Arch. argent. pediatr. vol.114 no.2 Buenos Aires abr. 2016

http://dx.doi.org/10.5546/aap.2016.191 

LESSONS FROM THE PAST

http://dx.doi.org/10.5546/aap.2016.eng.191

Past and present in neonatal exchange transfusion

 

The exchange transfusion (ET) contributed to reduce infant mortality and prevent kernicterus in severe neonatal hyperbilirubinemia. As we reach the 70 years anniversary with the use of ET and considering how infrequent is today this procedure in our nurseries. I consider a good opportunity to remember our experience with the geniality of this treatment. Consequently, the history of the ET through the umbilical vein1 has a strong connection with modern Neonatology. The use of the umbilical vein was an extraordinary milestone in the care of the newborn and became essential in cardiopulmonary resuscitation, respiratory distress syndrome, sepsis and many other neonatal diseases. Likewise its use allowed the administration of physiologic solution, blood, drugs, central venous pressure measurement and cardiac catheterization.

Dr. Louis Diamond was the first physician in utilizing the umbilical vein in the ET technique,2 in October 1946 at the Boston Lying-in Hospital, a procedure with enormous historical influence in Neonatology. The purpose of the ET is to reduce the levels of serum unconjugated bilirubin, potentially toxic to the brain, correct the anemia, replacing "sensitized" RBC by healthy ones, remove anti -Rh IGG antibodies and also maternal anti A and anti B from newborn blood, to reduce the product of hemolysis in erythroblastosis fetalis (EF), ABO incompatibility and GP6D deficiency. The removal of products of hemolysis during the disease process ameliorate the decrease in albumin binding capacity and reduces the levels of "free" bilirubin toxic to the brain.
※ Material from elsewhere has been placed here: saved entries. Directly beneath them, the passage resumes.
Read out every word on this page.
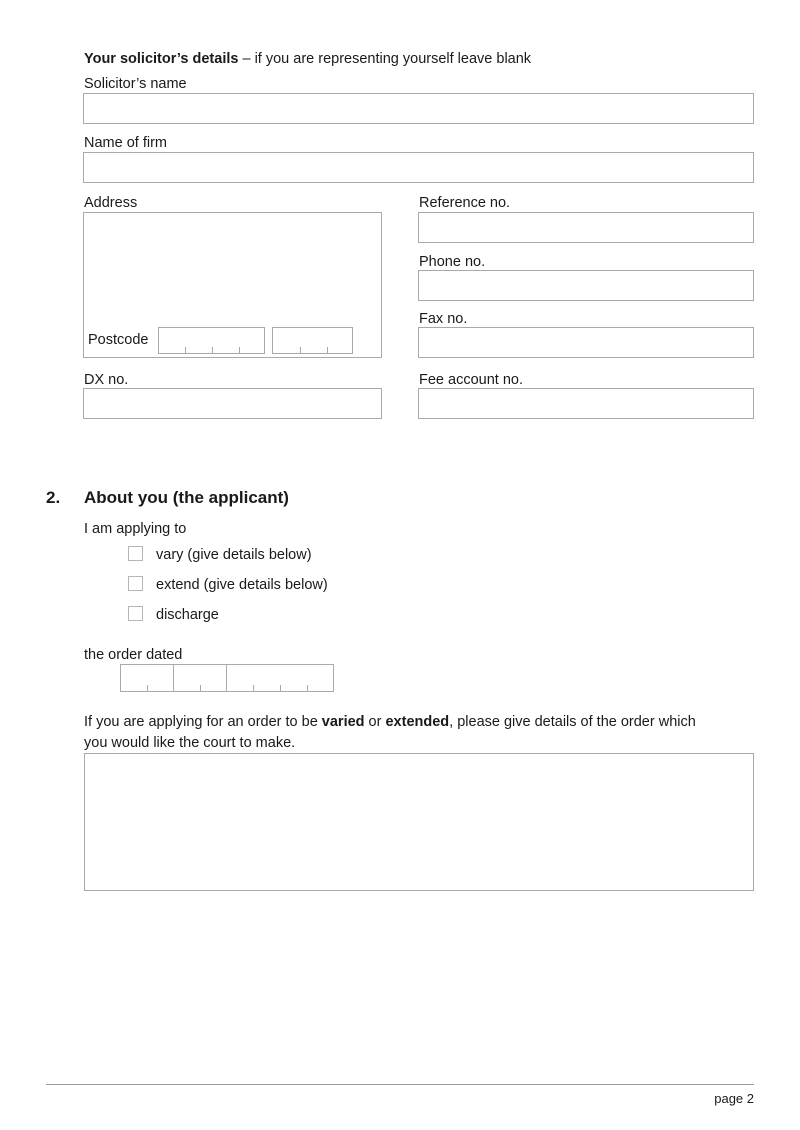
Your solicitor’s details – if you are representing yourself leave blank
Solicitor’s name
Name of firm
Address
Postcode
Reference no.
Phone no.
Fax no.
DX no.	Fee account no.
2. About you (the applicant)
I am applying to
vary (give details below)
extend (give details below)
discharge
the order dated
If you are applying for an order to be varied or extended, please give details of the order which
you would like the court to make.
page 2
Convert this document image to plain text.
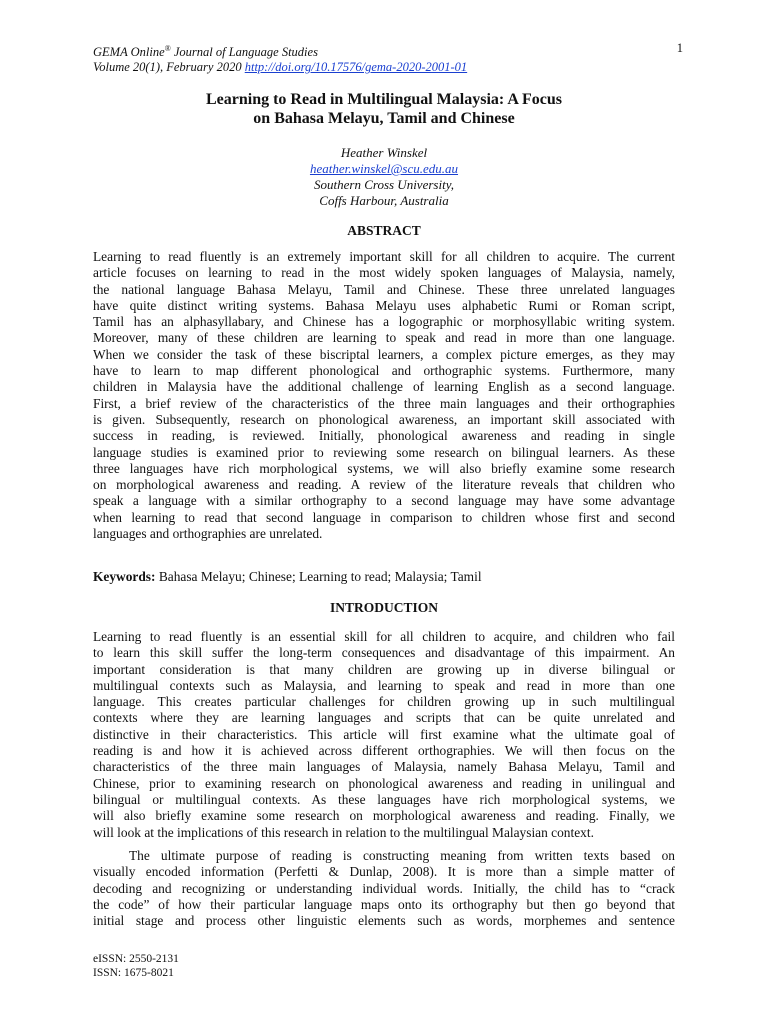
GEMA Online® Journal of Language Studies
Volume 20(1), February 2020 http://doi.org/10.17576/gema-2020-2001-01
1
Learning to Read in Multilingual Malaysia: A Focus
on Bahasa Melayu, Tamil and Chinese
Heather Winskel
heather.winskel@scu.edu.au
Southern Cross University,
Coffs Harbour, Australia
ABSTRACT
Learning to read fluently is an extremely important skill for all children to acquire. The current
article focuses on learning to read in the most widely spoken languages of Malaysia, namely,
the national language Bahasa Melayu, Tamil and Chinese. These three unrelated languages
have quite distinct writing systems. Bahasa Melayu uses alphabetic Rumi or Roman script,
Tamil has an alphasyllabary, and Chinese has a logographic or morphosyllabic writing system.
Moreover, many of these children are learning to speak and read in more than one language.
When we consider the task of these biscriptal learners, a complex picture emerges, as they may
have to learn to map different phonological and orthographic systems. Furthermore, many
children in Malaysia have the additional challenge of learning English as a second language.
First, a brief review of the characteristics of the three main languages and their orthographies
is given. Subsequently, research on phonological awareness, an important skill associated with
success in reading, is reviewed. Initially, phonological awareness and reading in single
language studies is examined prior to reviewing some research on bilingual learners. As these
three languages have rich morphological systems, we will also briefly examine some research
on morphological awareness and reading. A review of the literature reveals that children who
speak a language with a similar orthography to a second language may have some advantage
when learning to read that second language in comparison to children whose first and second
languages and orthographies are unrelated.
Keywords: Bahasa Melayu; Chinese; Learning to read; Malaysia; Tamil
INTRODUCTION
Learning to read fluently is an essential skill for all children to acquire, and children who fail
to learn this skill suffer the long-term consequences and disadvantage of this impairment. An
important consideration is that many children are growing up in diverse bilingual or
multilingual contexts such as Malaysia, and learning to speak and read in more than one
language. This creates particular challenges for children growing up in such multilingual
contexts where they are learning languages and scripts that can be quite unrelated and
distinctive in their characteristics. This article will first examine what the ultimate goal of
reading is and how it is achieved across different orthographies. We will then focus on the
characteristics of the three main languages of Malaysia, namely Bahasa Melayu, Tamil and
Chinese, prior to examining research on phonological awareness and reading in unilingual and
bilingual or multilingual contexts. As these languages have rich morphological systems, we
will also briefly examine some research on morphological awareness and reading. Finally, we
will look at the implications of this research in relation to the multilingual Malaysian context.
The ultimate purpose of reading is constructing meaning from written texts based on
visually encoded information (Perfetti & Dunlap, 2008). It is more than a simple matter of
decoding and recognizing or understanding individual words. Initially, the child has to “crack
the code” of how their particular language maps onto its orthography but then go beyond that
initial stage and process other linguistic elements such as words, morphemes and sentence
eISSN: 2550-2131
ISSN: 1675-8021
I remember that as a pediatric resident during my rotations through Maternidad Sarda Hospital, in Buenos Aires, we followed the climbing of serum bilirubin in mg/hour and we made the correlations with the Diamond's curve of bilirubin.2 During the 1970 decade, using this curve we were able to prevent kernicterus, success also linked to the measurement of high maternal anti-Rh titer, history of severe hemolytic disease and other risk factors; and also levels of hemoglobin, bilirubin and reticulocytes in umbilical cord blood.

Diamond observed that 80-90% of the newborns with EF and levels of bilirubin > 40 mg/dl developed kernicterus,50% when they had levels > 30 mg/dl and there were no cases of kernicterus among 200 studied newborns whose serum bilirubin were < 20 mg/dl.2 With the ET and the use of the Diamond's curve, pediatricians and neonatologists in the whole world, observed the disappearance of kernicterus for over 20 years. Without doubt that phototherapy and the anti-D gammaglobulins to Rh negative mothers were also contributor factors.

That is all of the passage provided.